THE HUMANIST MOVEMENT RESOLUTION
SUPPORTING THE DINEH (NAVAJO) AMERICAN INDIANS
Because the Dineh people have exhausted all remedies available in the US
legal system; the prime site for relocation, the "New Lands", is
contaminated from the Rio Puerco uranium spill in 1979 - the largest
radioactive spill in US history - and is not fit for people and future
generations to live there; we:
DEMAND the establishment of a committee to investigate gross and systematic
violations of the Dineh peoples' human, civil, constitutional and religious
rights, and the suffering they have endured to protect and remain on their
ancestral lands. We demand enforcement of all international laws
protecting Indigenous people and their rights to their land and that this
matter receive the urgent attention of the United Nations, specifically the
Sub-Commission on Prevention of Discrimination and Protection of
Minorities, the Commission on Human Rights, the Commission on the Status of
Women, the Commission on Sustainable Development and all international forums;
DEMAND a moratorium on evictions, threats of eviction and the bulldozing of
homes, ceremonial hogans, sacred sites and shrines. The moratorium must
include bans on livestock confiscation and other methods used by local
administrations to harass and intimidate the Dineh;
DEMAND the return of all those displaced both internally and externally
living in the New Lands, border towns and homeless.

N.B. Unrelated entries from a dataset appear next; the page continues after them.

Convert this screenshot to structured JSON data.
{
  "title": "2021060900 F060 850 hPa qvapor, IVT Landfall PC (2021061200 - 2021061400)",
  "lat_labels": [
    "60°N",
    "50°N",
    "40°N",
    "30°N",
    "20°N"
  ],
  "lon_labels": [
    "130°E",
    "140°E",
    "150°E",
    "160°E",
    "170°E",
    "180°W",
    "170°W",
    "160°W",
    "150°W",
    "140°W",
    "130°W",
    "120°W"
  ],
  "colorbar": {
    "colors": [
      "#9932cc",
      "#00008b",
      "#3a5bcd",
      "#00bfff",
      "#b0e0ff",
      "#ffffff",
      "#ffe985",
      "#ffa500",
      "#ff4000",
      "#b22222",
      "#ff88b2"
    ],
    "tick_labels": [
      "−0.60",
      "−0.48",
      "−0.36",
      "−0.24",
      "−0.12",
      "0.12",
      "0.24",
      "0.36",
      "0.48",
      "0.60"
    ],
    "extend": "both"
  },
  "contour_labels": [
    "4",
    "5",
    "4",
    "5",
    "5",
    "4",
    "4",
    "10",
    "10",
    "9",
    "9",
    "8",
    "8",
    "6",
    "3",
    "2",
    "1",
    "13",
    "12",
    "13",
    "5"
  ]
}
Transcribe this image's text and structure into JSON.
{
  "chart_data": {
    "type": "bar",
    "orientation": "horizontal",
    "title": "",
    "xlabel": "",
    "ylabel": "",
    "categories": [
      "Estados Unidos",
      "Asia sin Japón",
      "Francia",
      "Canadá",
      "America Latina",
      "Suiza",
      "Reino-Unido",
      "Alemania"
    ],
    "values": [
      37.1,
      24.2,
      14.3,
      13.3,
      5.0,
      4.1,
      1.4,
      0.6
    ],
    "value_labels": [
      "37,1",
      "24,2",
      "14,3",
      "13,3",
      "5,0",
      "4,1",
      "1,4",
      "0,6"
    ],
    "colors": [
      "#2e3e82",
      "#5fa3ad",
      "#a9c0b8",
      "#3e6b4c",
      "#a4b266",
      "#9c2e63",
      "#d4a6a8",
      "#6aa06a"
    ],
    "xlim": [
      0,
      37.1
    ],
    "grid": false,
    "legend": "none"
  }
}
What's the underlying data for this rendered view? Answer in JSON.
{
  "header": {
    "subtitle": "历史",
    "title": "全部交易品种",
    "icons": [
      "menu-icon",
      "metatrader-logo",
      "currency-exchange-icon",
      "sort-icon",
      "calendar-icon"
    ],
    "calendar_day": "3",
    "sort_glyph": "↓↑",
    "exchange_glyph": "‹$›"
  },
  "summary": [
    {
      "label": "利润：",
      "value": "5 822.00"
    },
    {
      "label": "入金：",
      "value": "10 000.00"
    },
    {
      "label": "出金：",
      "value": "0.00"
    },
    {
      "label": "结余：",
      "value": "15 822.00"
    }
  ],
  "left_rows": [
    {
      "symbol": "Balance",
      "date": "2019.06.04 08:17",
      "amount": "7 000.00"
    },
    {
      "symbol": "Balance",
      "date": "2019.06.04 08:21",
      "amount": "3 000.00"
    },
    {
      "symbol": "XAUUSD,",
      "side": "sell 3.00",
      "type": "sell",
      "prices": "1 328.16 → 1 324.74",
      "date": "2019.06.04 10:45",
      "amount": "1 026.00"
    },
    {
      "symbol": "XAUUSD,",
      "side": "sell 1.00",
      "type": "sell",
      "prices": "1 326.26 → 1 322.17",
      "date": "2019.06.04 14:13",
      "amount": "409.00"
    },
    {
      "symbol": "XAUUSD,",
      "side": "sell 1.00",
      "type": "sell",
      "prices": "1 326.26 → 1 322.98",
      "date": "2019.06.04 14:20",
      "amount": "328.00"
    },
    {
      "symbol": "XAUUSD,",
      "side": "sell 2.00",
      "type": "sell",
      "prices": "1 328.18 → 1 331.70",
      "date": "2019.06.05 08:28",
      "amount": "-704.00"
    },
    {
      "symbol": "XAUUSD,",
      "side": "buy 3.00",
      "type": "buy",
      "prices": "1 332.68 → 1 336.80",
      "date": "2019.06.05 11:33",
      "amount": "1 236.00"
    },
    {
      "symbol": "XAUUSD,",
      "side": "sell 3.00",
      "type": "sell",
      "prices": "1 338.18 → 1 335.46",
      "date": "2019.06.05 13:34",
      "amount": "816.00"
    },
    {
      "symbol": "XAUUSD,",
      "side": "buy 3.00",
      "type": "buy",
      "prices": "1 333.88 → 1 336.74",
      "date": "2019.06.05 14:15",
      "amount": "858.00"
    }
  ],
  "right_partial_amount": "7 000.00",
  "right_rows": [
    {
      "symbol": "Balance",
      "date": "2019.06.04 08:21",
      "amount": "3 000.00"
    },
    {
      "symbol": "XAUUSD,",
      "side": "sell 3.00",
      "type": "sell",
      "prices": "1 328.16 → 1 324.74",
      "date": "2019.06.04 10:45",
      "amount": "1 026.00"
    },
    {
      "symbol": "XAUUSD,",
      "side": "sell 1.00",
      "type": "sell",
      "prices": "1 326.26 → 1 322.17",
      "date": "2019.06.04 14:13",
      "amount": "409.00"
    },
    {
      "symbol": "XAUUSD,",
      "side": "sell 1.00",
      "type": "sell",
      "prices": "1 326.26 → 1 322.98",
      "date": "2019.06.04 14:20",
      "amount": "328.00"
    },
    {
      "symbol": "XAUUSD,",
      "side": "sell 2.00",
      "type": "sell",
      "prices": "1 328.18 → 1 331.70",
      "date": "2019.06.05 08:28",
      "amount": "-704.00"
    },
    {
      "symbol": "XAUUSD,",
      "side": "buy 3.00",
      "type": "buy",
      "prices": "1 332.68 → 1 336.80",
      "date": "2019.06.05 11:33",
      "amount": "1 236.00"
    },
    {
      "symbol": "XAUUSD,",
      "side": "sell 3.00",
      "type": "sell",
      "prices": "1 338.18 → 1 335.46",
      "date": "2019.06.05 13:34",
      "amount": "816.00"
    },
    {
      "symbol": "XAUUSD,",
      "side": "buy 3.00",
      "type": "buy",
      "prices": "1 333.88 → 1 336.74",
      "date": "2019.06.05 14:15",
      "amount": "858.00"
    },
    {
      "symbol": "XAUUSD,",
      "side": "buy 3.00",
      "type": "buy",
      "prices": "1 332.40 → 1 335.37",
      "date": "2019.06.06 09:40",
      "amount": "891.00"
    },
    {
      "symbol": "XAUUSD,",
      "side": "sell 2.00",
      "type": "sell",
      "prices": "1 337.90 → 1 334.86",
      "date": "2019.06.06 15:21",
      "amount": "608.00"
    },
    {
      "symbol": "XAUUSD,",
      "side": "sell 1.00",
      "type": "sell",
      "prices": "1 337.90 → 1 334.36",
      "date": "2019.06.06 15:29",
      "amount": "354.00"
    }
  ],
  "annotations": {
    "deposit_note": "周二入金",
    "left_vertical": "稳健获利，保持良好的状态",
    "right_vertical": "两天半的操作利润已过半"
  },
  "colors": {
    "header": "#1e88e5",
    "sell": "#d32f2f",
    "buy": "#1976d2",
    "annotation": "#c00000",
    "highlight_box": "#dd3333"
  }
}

The Dineh people should be honored and respected. Their teachings about
living as caretakers of the Earth provides a unique insight and should be
an inspiration to all as we strive to protect our global ecosystem. By
sanctioning the destruction of these Indigenous communities, the government
impoverishes itself and compromises the civil rights of all its citizens.
The Dineh People should be protected as living treasures and their land
designated a national heritage site.
Resolved by the Membership of the Humanist Movement
January 1998
E. Anthony Marquez
The Humanist Movement, Council K, New York City
Humanist Neighborhood Center, 210 West 83rd Street, Lower Level, NYC, NY 10024
The Humanist Movement is an international, all volunteer, multi-cultural
network of organizations that develops grass-roots activities in over 300
cities in 76 countires around the world. The aim of the Humanist Movment
is to apply in practice, at the neighborhood and city levels, the ideas and
propositions of Universal Humanism, promoting active non-violence and
non-discrimination in front of fanatacism and violence.